Kitapta sadece geçmiş zamana dair notlar yok. Büyük bir coğrafyanın yüzyıllara sığan sesini bizlere ulaştırıyor Bilal Kemikli. “Üstadın İzi” diyerek Sezai Karakoç’u, “Dert Söyletir Aşk Ağlatır” diyerek Hayrettin Karaman’ın bilinmeyen şairlik yönünü de anlatıyor. Şiirin bir süreç olduğunu ve geçip giden zamanda demlenme vakitleriyle kendi yatağını bulduğuna da şahit oluyoruz.

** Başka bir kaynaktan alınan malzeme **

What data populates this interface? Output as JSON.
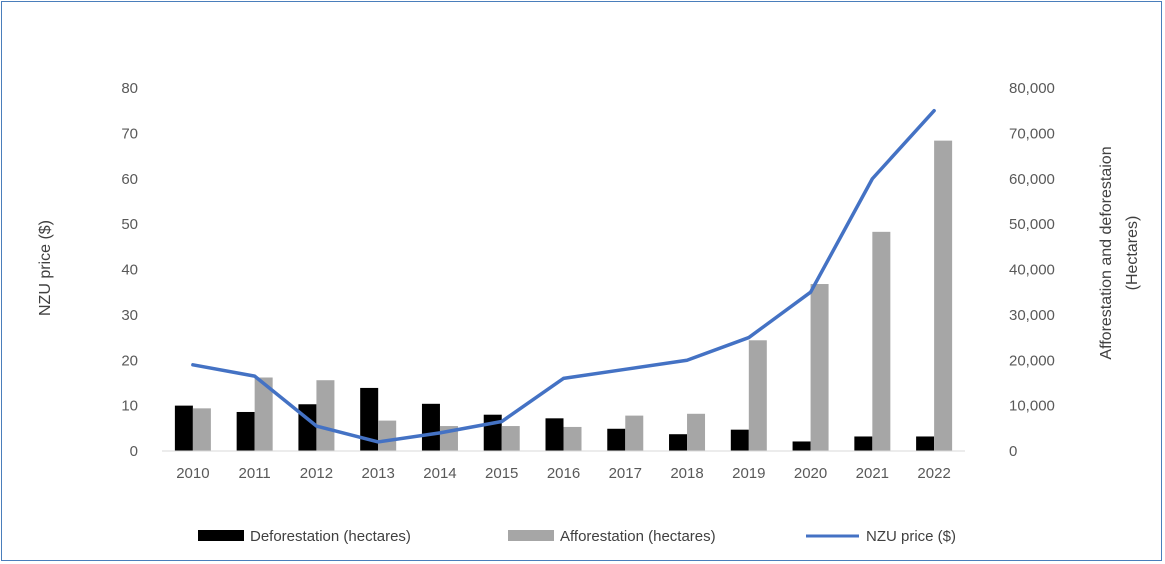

Sezai Karakoç’un bir diriliş muştusuyla kurduğu şiir evreninin temeline de iniyor Kemikli. Kendi sesinin sahibi olmak gibi bir evren karşılıyor bizi. Toprağıyla yoğrulmak gibi bir durum her haliyle karşılık buluyor kendine Karakoç’un varlığında.
“Sezai Karakoç’un sözü, sohbeti ve sanatı toplumun bütün kesimlerinde olmasa bile büyük çoğunluğu içinde mâkes bulmuştur. Onun sedasının benim zihin ve gönül dünyamda mâkes bulması, taşıdığı mananın köklü bir geleneğe yaslanmasından mülhemdir.” (s.65)
Mehmet Âkif’e Dair
Kitapta Mehmet Âkif’e geniş yer ayrılmış. Onun yerli ve milli duruşu, gelenekle olan bağı ve İstiklal Marşı ruhu birlikte ele alınmış. İstiklâl Marşı’nı doğru anlamak, bugünün Türkiye’sine bakarak okumak Âkif’i de doğru anlamak için bir girizgâh olacaktır.
Bilal Kemikli’nin Şiiri Demleyen Coğrafya kitabı, Orta Asya bozkırlarında doğup, Türkistan’da demlenen ve Anadolu’da bereketlenen şiir serüvenimizi gözler önüne seren şiir tadında bir çalışma olarak “buyrun dem vaktidir” diyerek şiire davet ediyor herkesi.